I was glad to see him. This squat, bullet-headed sergeant is as good a man as the department has, and he and I have always been lucky when we tied up together.
“I found three bodies in there before I quit looking,” I told him as I led him indoors. “Maybe a regular detective like you—with a badge and everything—can find more.”
“You didn’t do bad—for a lad,” he said.
My wooziness had passed. I was eager to get to work. These people lying dead around the house were merely counters in a game again—or almost. I remembered the feel of Mrs. Ashcraft’s slim hand in mine, but I stuck that memory in the back of my mind. You hear now and then of detectives who have not become callous, who have not lost what you might call the human touch. I always feel sorry for them, and wonder why they don’t chuck their jobs and find another line of work that wouldn’t be so hard on their emotions. A sleuth who doesn’t grow a tough shell is in for a gay life—day in and day out poking his nose into one kind of woe or another.

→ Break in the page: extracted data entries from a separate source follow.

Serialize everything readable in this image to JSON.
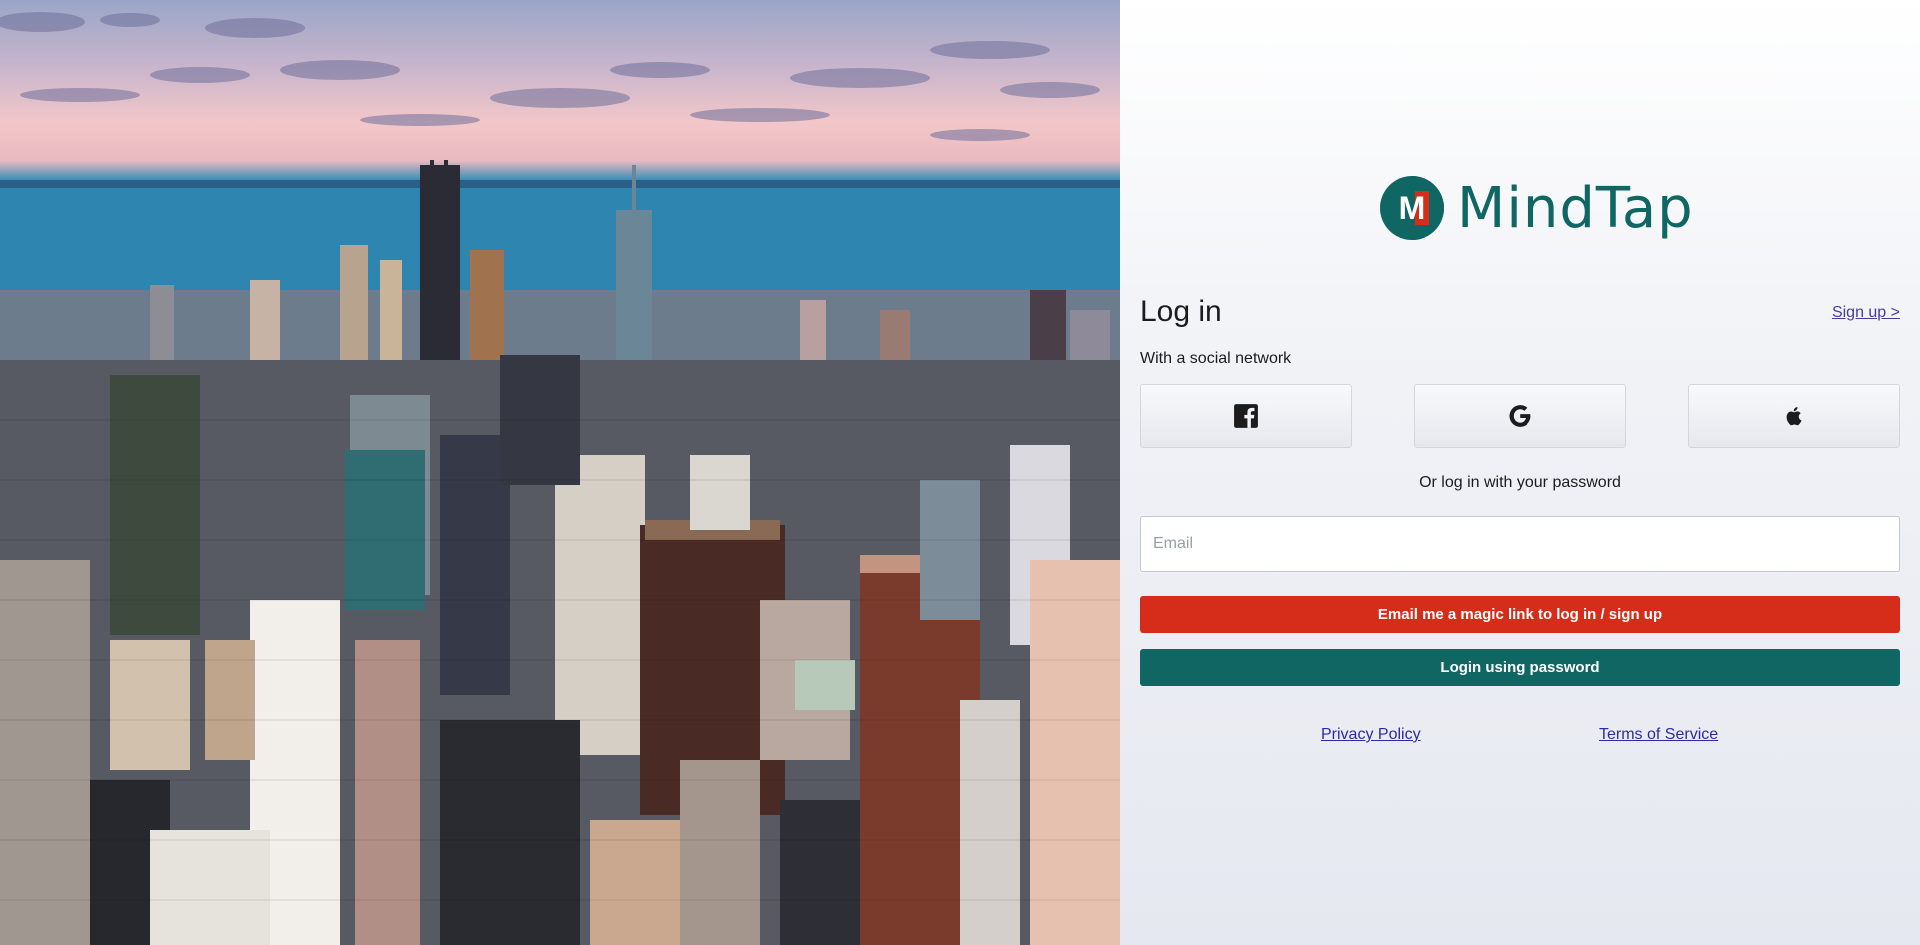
{
  "hero": {
    "image_icon": "city-skyline-photo"
  },
  "brand": {
    "name": "MindTap",
    "logo_letter": "M",
    "color": "#0f6663",
    "accent": "#d52d19"
  },
  "login": {
    "title": "Log in",
    "signup_link": "Sign up >",
    "social_label": "With a social network",
    "social_buttons": [
      {
        "icon": "facebook-icon"
      },
      {
        "icon": "google-icon"
      },
      {
        "icon": "apple-icon"
      }
    ],
    "or_label": "Or log in with your password",
    "email_placeholder": "Email",
    "email_value": "",
    "magic_link_button": "Email me a magic link to log in / sign up",
    "password_button": "Login using password"
  },
  "footer": {
    "privacy_label": "Privacy Policy",
    "terms_label": "Terms of Service"
  }
}
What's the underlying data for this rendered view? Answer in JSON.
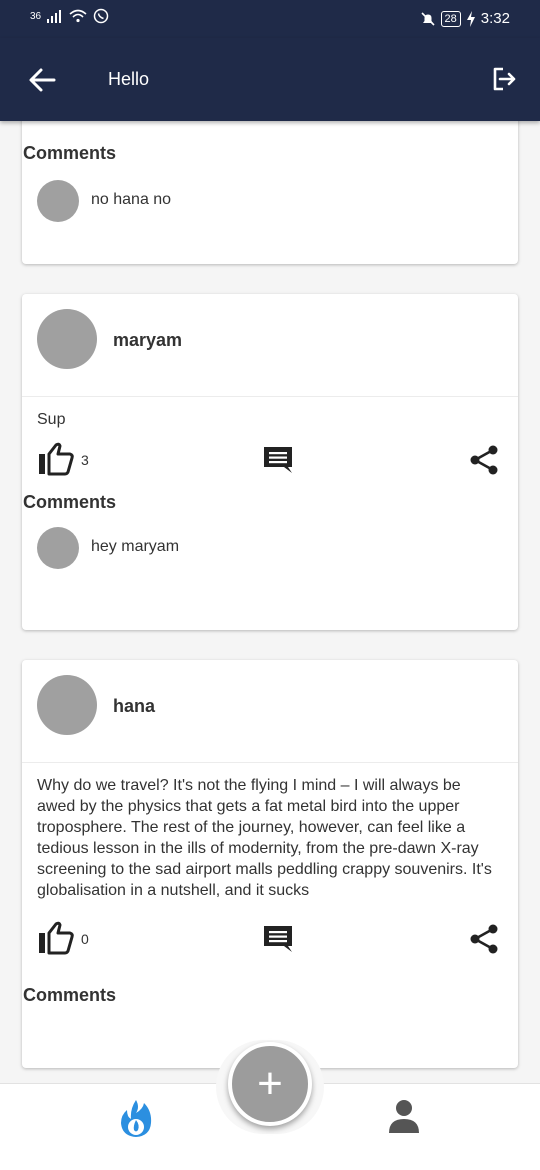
{
  "status_bar": {
    "network": "36",
    "battery": "28",
    "time": "3:32"
  },
  "app_bar": {
    "title": "Hello"
  },
  "posts": [
    {
      "comments_label": "Comments",
      "comments": [
        {
          "text": "no hana no"
        }
      ]
    },
    {
      "author": "maryam",
      "text": "Sup",
      "likes": "3",
      "comments_label": "Comments",
      "comments": [
        {
          "text": "hey maryam"
        }
      ]
    },
    {
      "author": "hana",
      "text": "Why do we travel? It's not the flying I mind – I will always be awed by the physics that gets a fat metal bird into the upper troposphere. The rest of the journey, however, can feel like a tedious lesson in the ills of modernity, from the pre-dawn X-ray screening to the sad airport malls peddling crappy souvenirs. It's globalisation in a nutshell, and it sucks",
      "likes": "0",
      "comments_label": "Comments",
      "comments": []
    }
  ],
  "fab": {
    "icon": "plus-icon",
    "glyph": "+"
  },
  "bottom_nav": {
    "items": [
      {
        "icon": "flame-icon",
        "color": "#2b8fe0"
      },
      {
        "icon": "person-icon",
        "color": "#555555"
      }
    ]
  },
  "colors": {
    "app_bar": "#1f2a48",
    "background": "#f5f5f5",
    "avatar": "#a0a0a0",
    "accent": "#2b8fe0"
  }
}
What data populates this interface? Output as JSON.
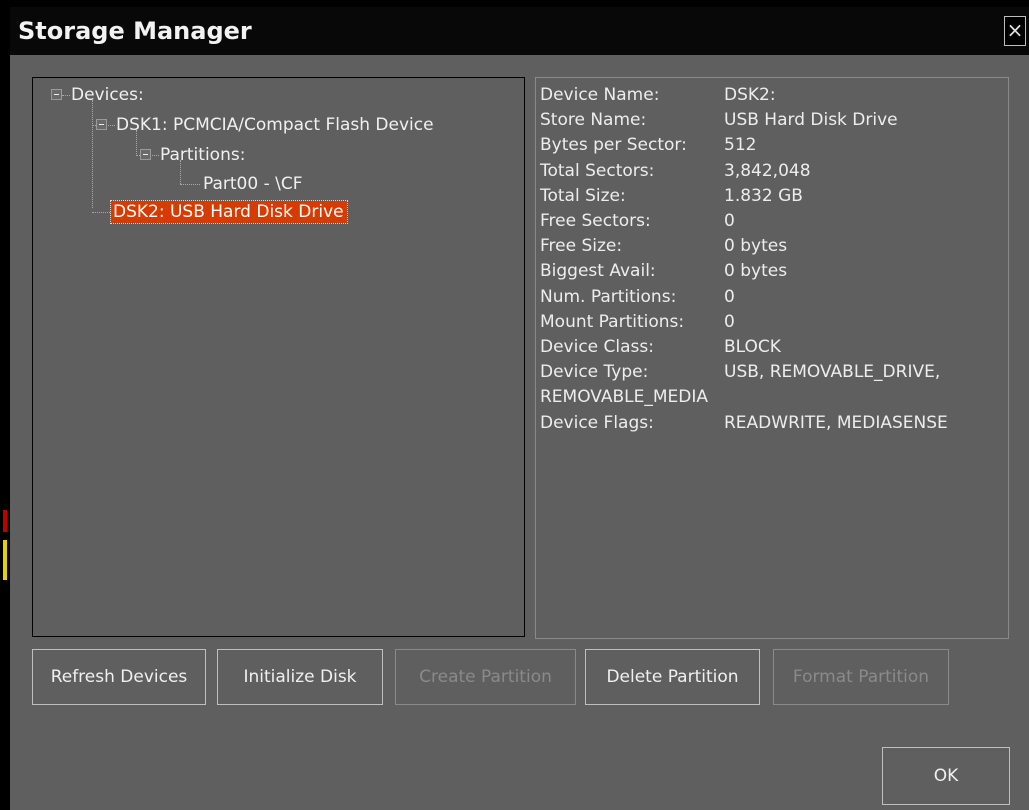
{
  "window": {
    "title": "Storage Manager",
    "close_symbol": "×"
  },
  "tree": {
    "root": "Devices:",
    "dsk1": "DSK1: PCMCIA/Compact Flash Device",
    "partitions": "Partitions:",
    "part00": "Part00 - \\CF",
    "dsk2": "DSK2: USB Hard Disk Drive"
  },
  "details": {
    "rows": [
      {
        "label": "Device Name:",
        "value": "DSK2:"
      },
      {
        "label": "Store Name:",
        "value": "USB Hard Disk Drive"
      },
      {
        "label": "Bytes per Sector:",
        "value": "512"
      },
      {
        "label": "Total Sectors:",
        "value": "3,842,048"
      },
      {
        "label": "Total Size:",
        "value": "1.832 GB"
      },
      {
        "label": "Free Sectors:",
        "value": "0"
      },
      {
        "label": "Free Size:",
        "value": "0 bytes"
      },
      {
        "label": "Biggest Avail:",
        "value": "0 bytes"
      },
      {
        "label": "Num. Partitions:",
        "value": "0"
      },
      {
        "label": "Mount Partitions:",
        "value": "0"
      },
      {
        "label": "Device Class:",
        "value": "BLOCK"
      },
      {
        "label": "Device Type:",
        "value": "USB, REMOVABLE_DRIVE,"
      },
      {
        "label": "REMOVABLE_MEDIA",
        "value": ""
      },
      {
        "label": "Device Flags:",
        "value": "READWRITE, MEDIASENSE"
      }
    ]
  },
  "buttons": {
    "refresh": "Refresh Devices",
    "initialize": "Initialize Disk",
    "create": "Create Partition",
    "delete": "Delete Partition",
    "format": "Format Partition",
    "ok": "OK"
  },
  "colors": {
    "selection": "#d83b01",
    "window_bg": "#5f5f5f",
    "titlebar_bg": "#080808"
  }
}
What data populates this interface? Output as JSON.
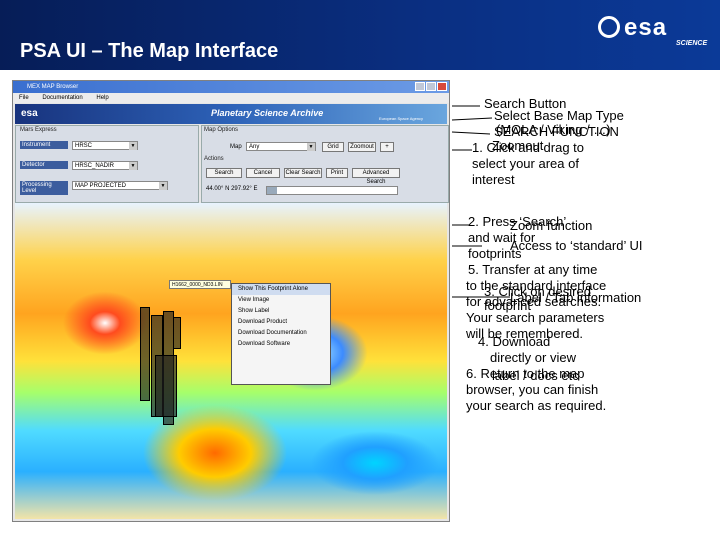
{
  "slide": {
    "title": "PSA UI – The Map Interface",
    "logo_text": "esa",
    "logo_sub": "SCIENCE"
  },
  "window": {
    "title": "MEX MAP Browser",
    "menu": [
      "File",
      "Documentation",
      "Help"
    ],
    "banner_left": "esa",
    "banner_center": "Planetary Science Archive",
    "banner_right": "European Space Agency"
  },
  "mars_express": {
    "panel_title": "Mars Express",
    "fields": [
      {
        "label": "Instrument",
        "value": "HRSC"
      },
      {
        "label": "Detector",
        "value": "HRSC_NADIR"
      },
      {
        "label": "Processing Level",
        "value": "MAP PROJECTED"
      }
    ]
  },
  "map_options": {
    "panel_title": "Map Options",
    "map_label": "Map",
    "map_value": "Any",
    "grid_label": "Grid",
    "zoomout_label": "Zoomout"
  },
  "actions": {
    "panel_title": "Actions",
    "buttons": [
      "Search",
      "Cancel",
      "Clear Search",
      "Print",
      "Advanced Search"
    ],
    "coordinates": "44.00° N  297.92° E",
    "progress_fraction": 0.08
  },
  "map": {
    "tooltip": "H1662_0000_ND3.LIN",
    "context_menu": [
      "Show This Footprint Alone",
      "View Image",
      "Show Label",
      "Download Product",
      "Download Documentation",
      "Download Software"
    ]
  },
  "annotations": [
    "Search Button",
    "Select Base Map Type",
    "(MOLA / Viking / …)",
    "SEARCH FUNCTION",
    "1. Click and drag to",
    "select your area of",
    "interest",
    "Zoomout",
    "2. Press ‘Search’",
    "and wait for",
    "footprints",
    "Zoom function",
    "Access to ‘standard’ UI",
    "5. Transfer at any time",
    "to the standard interface",
    "for advanced searches.",
    "Your search parameters",
    "will be remembered.",
    "3. Click on desired",
    "footprint",
    "Label / Tab information",
    "4. Download",
    "directly or view",
    "label / docs etc",
    "6. Return to the map",
    "browser, you can finish",
    "your search as required."
  ]
}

I showed the Filipino to O’Gar first, and then the two women. We didn’t find any more. Detail work occupied all of us—O’Gar, the eight men under him, and me—for the next few hours. The house had to be gone over from roof to cellar. The neighbors had to be grilled. The employment agencies through which the servants had been hired had to be examined. Relatives and friends of the Filipino and the maid had to be traced and questioned. Newsboys, mail carriers, grocers’ delivery men, laundrymen, had to be found, questioned and, when necessary, investigated.
When the bulk of the reports were in, O’Gar and I sneaked away from the others—especially away from the newspaper men, who were all over the place by now—and locked ourselves in the library.